“Demonstrating additive manufacturing in space will open up new doors in the design and construction of space structures that to date have been limited by the volume of a launch vehicle,” said Richard Stapp, vice president, resiliency and rapid prototyping, Northrop Grumman. “Effectively building structures in space is one of the next big steps in our continuous journey of space exploration.”
The objective of Archinaut’s flight demonstration mission is to construct two 10 meter solar arrays, on orbit, to power a small satellite. The Archinaut system will be integrated into an ESPA class satellite bus and launched into space. Once on orbit, Archinaut will employ its extended structure additive manufacturing capabilities and advanced robotics to manufacture and assemble the satellite’s power generation system. The Archinaut-created solar array will yield nearly five times the power currently available to ESPA-class satellites.
Archinaut’s flight demo mission will demonstrate transformative, near-term benefits for the satellite industry. Robust small satellite power systems manufactured on-orbit, would reduce launch mass and cost by allowing small satellites to host power-intensive payloads previously reserved for larger platforms. These benefits could drastically lower the barrier of entry for new users and revolutionize satellite design.

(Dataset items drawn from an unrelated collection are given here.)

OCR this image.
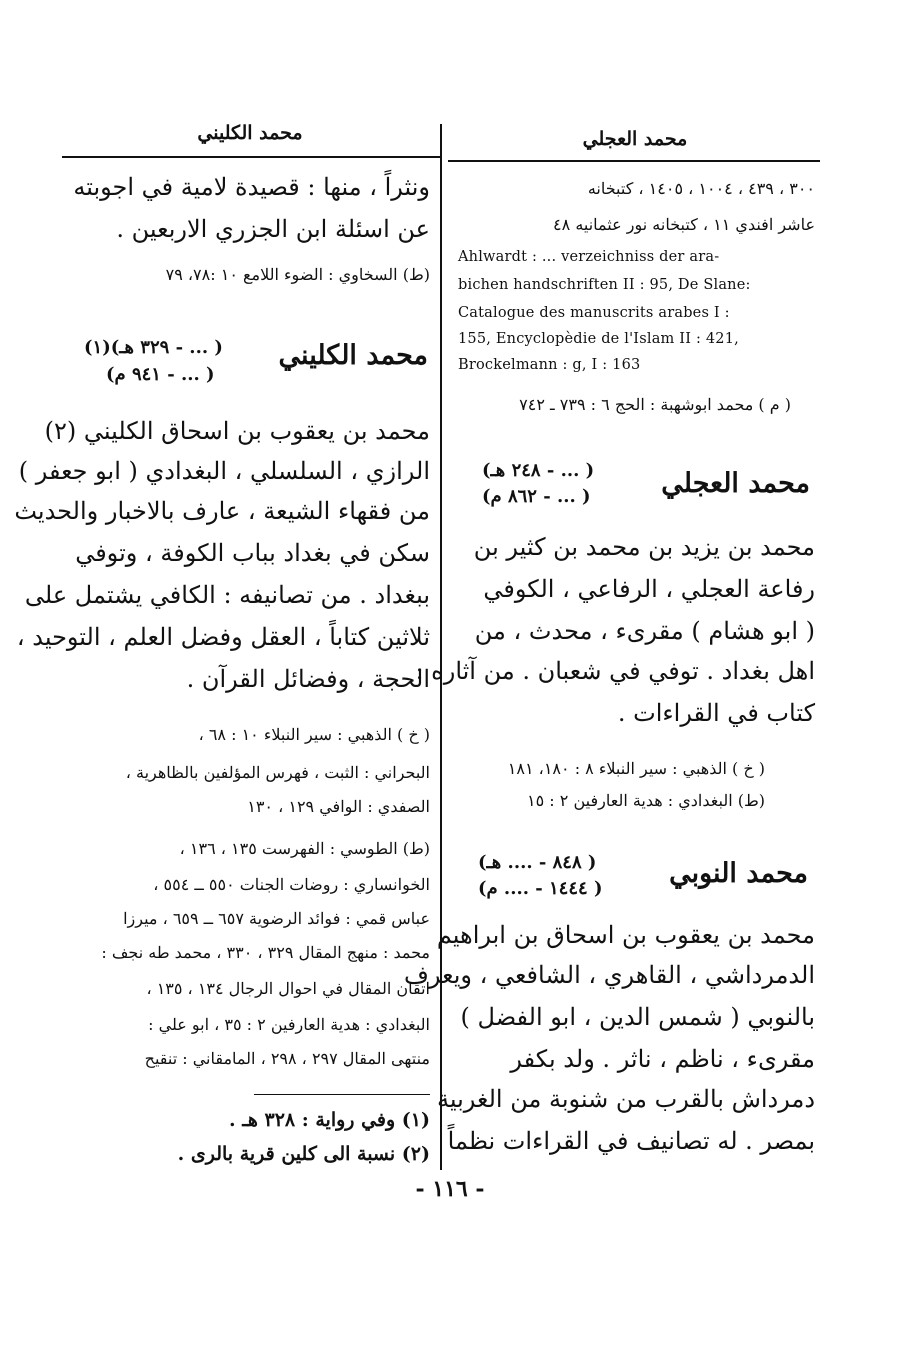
محمد الكليني	محمد العجلي
ونثراً ، منها : قصيدة لامية في اجوبته
عن اسئلة ابن الجزري الاربعين .
(ط) السخاوي : الضوء اللامع ١٠ :٧٨، ٧٩
محمد الكليني
( ... - ٣٢٩ هـ)(١)
( ... - ٩٤١ م)
محمد بن يعقوب بن اسحاق الكليني (٢)
الرازي ، السلسلي ، البغدادي ( ابو جعفر )
من فقهاء الشيعة ، عارف بالاخبار والحديث
سكن في بغداد بباب الكوفة ، وتوفي
ببغداد . من تصانيفه : الكافي يشتمل على
ثلاثين كتاباً ، العقل وفضل العلم ، التوحيد ،
الحجة ، وفضائل القرآن .
( خ ) الذهبي : سير النبلاء ١٠ : ٦٨ ،
البحراني : الثبت ، فهرس المؤلفين بالظاهرية ،
الصفدي : الوافي ١٢٩ ، ١٣٠
(ط) الطوسي : الفهرست ١٣٥ ، ١٣٦ ،
الخوانساري : روضات الجنات ٥٥٠ ــ ٥٥٤ ،
عباس قمي : فوائد الرضوية ٦٥٧ ــ ٦٥٩ ، ميرزا
محمد : منهج المقال ٣٢٩ ، ٣٣٠ ، محمد طه نجف :
اتقان المقال في احوال الرجال ١٣٤ ، ١٣٥ ،
البغدادي : هدية العارفين ٢ : ٣٥ ، ابو علي :
منتهى المقال ٢٩٧ ، ٢٩٨ ، المامقاني : تنقيح
(١) وفي رواية : ٣٢٨ هـ .
(٢) نسبة الى كلين قرية بالرى .
٣٠٠ ، ٤٣٩ ، ١٠٠٤ ، ١٤٠٥ ، كتبخانه
عاشر افندي ١١ ، كتبخانه نور عثمانيه ٤٨
Ahlwardt : ... verzeichniss der ara-
bichen handschriften II : 95, De Slane:
Catalogue des manuscrits arabes I :
155, Encyclopèdie de l'Islam II : 421,
Brockelmann : g, I : 163
( م ) محمد ابوشهبة : الحج ٦ : ٧٣٩ ـ ٧٤٢
محمد العجلي
( ... - ٢٤٨ هـ)
( ... - ٨٦٢ م)
محمد بن يزيد بن محمد بن كثير بن
رفاعة العجلي ، الرفاعي ، الكوفي
( ابو هشام ) مقرىء ، محدث ، من
اهل بغداد . توفي في شعبان . من آثاره :
كتاب في القراءات .
( خ ) الذهبي : سير النبلاء ٨ : ١٨٠، ١٨١
(ط) البغدادي : هدية العارفين ٢ : ١٥
محمد النوبي
( ٨٤٨ - .... هـ)
( ١٤٤٤ - .... م)
محمد بن يعقوب بن اسحاق بن ابراهيم
الدمرداشي ، القاهري ، الشافعي ، ويعرف
بالنوبي ( شمس الدين ، ابو الفضل )
مقرىء ، ناظم ، ناثر . ولد بكفر
دمرداش بالقرب من شنوبة من الغربية
بمصر . له تصانيف في القراءات نظماً
- ١١٦ -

This flight demonstration contract award follows a successful ground-based testing campaign of Archinaut’s core additive manufacturing and robotic assembly technologies, qualifying the Archinaut platform for spaceflight. Northrop Grumman supported phase 1 of Archinaut development by hosting thermal vacuum testing at Space Park in California. This testing marked a critical milestone in the Archinaut program to validate the technology readiness of Archinaut’s system for the space environment. Northrop Grumman’s resiliency and rapid prototyping program leveraged its extensive engineering expertise in avionics and systems integration during the first phase of the program.